This movie is so good!  It is sci-fi in the very loosest sense, so loose that I didn’t even bother calculating if their shrinking human ratios checked out.  The gist of it is in the future, organic life can be shrunk to much, much smaller, and this means great things for sustainability.  At least that’s the inventor’s dream.  

What really happens is that people start “downsizing” as a way to *upsize* their wealth and status… when the savings of an average Joe are converted to small dollars, they become ridiculously rich and never have to work again, and can live in their massive-small mansions for the ends of their days.  Now some of that reads just like the “escape to the country” lines I’m always pushing, and it’s kind of true – downsize your city and you’ll upsize your lifestyle.  But this film is far more complicated than that.

It’s a rambling tale of the ups and downs (the bigs and smalls) of Paul Safranek’s (Matt Damon) journey to smallness.  So don’t go in expecting a standard narrative – this has twists and turns at every step, which makes it a thoroughly fascinating ride.  

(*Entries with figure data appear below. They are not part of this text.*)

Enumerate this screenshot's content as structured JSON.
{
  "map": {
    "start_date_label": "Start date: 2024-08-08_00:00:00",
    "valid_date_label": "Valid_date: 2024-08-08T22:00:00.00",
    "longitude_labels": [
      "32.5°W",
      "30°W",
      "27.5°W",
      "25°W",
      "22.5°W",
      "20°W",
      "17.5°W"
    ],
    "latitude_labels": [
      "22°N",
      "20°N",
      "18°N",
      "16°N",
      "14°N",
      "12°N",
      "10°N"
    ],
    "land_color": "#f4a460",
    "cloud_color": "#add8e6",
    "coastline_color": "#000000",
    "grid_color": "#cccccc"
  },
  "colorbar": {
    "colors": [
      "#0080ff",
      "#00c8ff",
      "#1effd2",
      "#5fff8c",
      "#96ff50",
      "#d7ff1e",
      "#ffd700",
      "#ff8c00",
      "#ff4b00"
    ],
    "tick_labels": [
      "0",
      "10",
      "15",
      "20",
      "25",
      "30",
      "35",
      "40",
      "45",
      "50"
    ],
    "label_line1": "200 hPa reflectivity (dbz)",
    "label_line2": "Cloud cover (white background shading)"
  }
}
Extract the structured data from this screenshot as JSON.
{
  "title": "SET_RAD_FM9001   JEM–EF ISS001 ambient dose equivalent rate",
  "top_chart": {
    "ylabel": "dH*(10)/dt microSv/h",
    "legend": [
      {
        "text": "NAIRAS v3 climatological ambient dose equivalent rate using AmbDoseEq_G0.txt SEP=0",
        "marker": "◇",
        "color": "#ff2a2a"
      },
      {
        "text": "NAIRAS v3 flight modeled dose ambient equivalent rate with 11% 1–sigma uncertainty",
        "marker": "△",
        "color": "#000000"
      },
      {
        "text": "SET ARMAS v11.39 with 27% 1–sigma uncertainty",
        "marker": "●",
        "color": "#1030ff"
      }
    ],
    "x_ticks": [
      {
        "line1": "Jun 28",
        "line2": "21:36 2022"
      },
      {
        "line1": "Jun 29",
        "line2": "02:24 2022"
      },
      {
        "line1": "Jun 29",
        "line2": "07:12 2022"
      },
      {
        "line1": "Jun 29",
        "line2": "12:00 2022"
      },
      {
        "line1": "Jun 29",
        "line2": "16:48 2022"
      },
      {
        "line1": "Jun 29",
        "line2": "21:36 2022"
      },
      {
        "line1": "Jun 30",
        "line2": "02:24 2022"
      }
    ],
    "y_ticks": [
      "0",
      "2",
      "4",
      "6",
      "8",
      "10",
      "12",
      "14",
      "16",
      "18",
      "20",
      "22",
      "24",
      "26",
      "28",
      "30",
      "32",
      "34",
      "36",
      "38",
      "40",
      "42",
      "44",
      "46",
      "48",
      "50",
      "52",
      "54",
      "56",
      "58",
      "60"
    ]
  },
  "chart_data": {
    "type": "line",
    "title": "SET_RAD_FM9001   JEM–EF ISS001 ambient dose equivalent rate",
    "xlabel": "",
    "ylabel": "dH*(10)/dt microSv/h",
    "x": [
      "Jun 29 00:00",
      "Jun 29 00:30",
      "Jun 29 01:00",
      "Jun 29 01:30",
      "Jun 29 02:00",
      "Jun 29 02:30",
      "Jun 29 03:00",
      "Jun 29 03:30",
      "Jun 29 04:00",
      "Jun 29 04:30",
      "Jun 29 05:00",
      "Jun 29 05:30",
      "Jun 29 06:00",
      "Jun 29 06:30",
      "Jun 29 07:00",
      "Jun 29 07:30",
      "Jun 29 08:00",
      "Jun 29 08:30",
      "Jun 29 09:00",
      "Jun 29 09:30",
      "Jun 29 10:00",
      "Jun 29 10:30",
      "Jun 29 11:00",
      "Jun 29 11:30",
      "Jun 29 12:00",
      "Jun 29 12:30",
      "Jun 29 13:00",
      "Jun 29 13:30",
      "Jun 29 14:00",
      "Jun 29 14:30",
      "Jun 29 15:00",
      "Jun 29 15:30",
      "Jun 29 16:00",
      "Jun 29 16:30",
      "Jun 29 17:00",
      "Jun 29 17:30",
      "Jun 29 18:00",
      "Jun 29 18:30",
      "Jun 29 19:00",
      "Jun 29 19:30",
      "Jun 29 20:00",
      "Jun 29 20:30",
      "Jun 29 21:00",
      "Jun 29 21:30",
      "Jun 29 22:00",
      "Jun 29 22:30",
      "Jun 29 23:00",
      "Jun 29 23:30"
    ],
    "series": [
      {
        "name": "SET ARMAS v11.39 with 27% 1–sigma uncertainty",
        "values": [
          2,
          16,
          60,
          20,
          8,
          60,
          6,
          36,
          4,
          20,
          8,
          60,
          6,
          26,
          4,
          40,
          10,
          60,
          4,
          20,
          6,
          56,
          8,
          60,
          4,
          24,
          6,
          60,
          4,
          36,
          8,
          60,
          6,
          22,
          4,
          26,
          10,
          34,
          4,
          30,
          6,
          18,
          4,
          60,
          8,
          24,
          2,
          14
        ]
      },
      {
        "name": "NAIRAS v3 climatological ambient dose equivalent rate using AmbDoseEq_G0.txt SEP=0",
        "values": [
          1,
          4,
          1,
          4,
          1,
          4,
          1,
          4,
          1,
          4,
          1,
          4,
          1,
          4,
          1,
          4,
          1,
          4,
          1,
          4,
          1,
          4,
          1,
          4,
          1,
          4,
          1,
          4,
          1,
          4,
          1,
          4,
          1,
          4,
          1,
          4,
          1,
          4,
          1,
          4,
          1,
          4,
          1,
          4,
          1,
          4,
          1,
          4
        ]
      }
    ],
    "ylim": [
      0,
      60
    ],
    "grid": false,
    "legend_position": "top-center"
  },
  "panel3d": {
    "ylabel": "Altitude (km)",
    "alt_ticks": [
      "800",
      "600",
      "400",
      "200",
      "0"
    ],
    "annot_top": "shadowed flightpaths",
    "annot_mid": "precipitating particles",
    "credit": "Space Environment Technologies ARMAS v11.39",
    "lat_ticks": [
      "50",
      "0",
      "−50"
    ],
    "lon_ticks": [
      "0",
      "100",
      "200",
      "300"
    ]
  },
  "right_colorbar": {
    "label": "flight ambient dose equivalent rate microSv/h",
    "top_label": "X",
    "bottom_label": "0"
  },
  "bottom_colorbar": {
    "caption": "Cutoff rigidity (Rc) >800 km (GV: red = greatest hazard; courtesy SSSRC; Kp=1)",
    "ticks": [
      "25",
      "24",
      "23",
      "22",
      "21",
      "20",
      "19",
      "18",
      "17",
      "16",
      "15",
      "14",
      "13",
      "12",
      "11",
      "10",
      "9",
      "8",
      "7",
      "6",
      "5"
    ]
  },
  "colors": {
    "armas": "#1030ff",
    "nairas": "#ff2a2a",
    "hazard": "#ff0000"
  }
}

At its heart it ends up being a gorgeous tale about finding meaning in your own small life and carries lashings of endearing human moments.  Now some might find that a bit sickly sweet, I guess, especially given some of the characters are connected to these ideas with religion.  Case in point, Ngoc Lan Tran (Hong Chau), the Vietnamese dissident who’s had an unfortunate journey in a tv-box (such a brilliant metaphor!!)  

A lot of the reviews that slam this film seem focussed on the idea that she is both a caricature and a victim for Paul to save – but I wonder if that’s because they can’t see past her broken English and sensationally emotive face?  That perhaps, they are so focussed on the superficial features of race, accent and culture that they can’t see her deeper, powerful role in this story?  

The flip side of this is all the people who hate this film because it apparently pushes too strong a progressive-agenda… so honestly, it’s hated from both standardised binary-political viewpoints, and that’s pretty cool in and of itself.

Visually, this gave me a whole new CGI experience.  In a time where I’m so used to bigness and explosions, this creates an amazing visual *landscape of small* through tiny touches.  The grain of plywood magnified for scale, the size of tiles, the height of a bus, the weave of a fabric…. Small things in every scene that are slightly off-kilter to remind you that this story is a human one told not on the standard human scale.  

While it might present as a fantasy or sci-fi, I’d call it something more like a socio-economic fiction (soc-ec-fic) maybe?  Within this film there are such strong aspects of the realities of our lack of sustainability and socio-economic worlds and classes that are shown clearly, and yet never explicitly explained – the viewer has to do a lot of connecting the dots themselves to make meaning.  

I found a deliciously satirical undercurrent here – it both tells the tale of becoming a *big humanitarian* through *small actions*, and finds a way to critique this at the same time.  And it’s possible that this is why so many people (according to the reviewing aggregates) don’t like it – satire is such a fine line so close to the truth that so many people don’t get it, or don’t like it when they do.  I for one loved it, even as I recognised my own vices within it.

J* gives it 5 stars.

PS.  For a small world, it’s a big story, clocking in at 2hrs 20mins.

PPS.  Even the character names used in this have poignant meanings.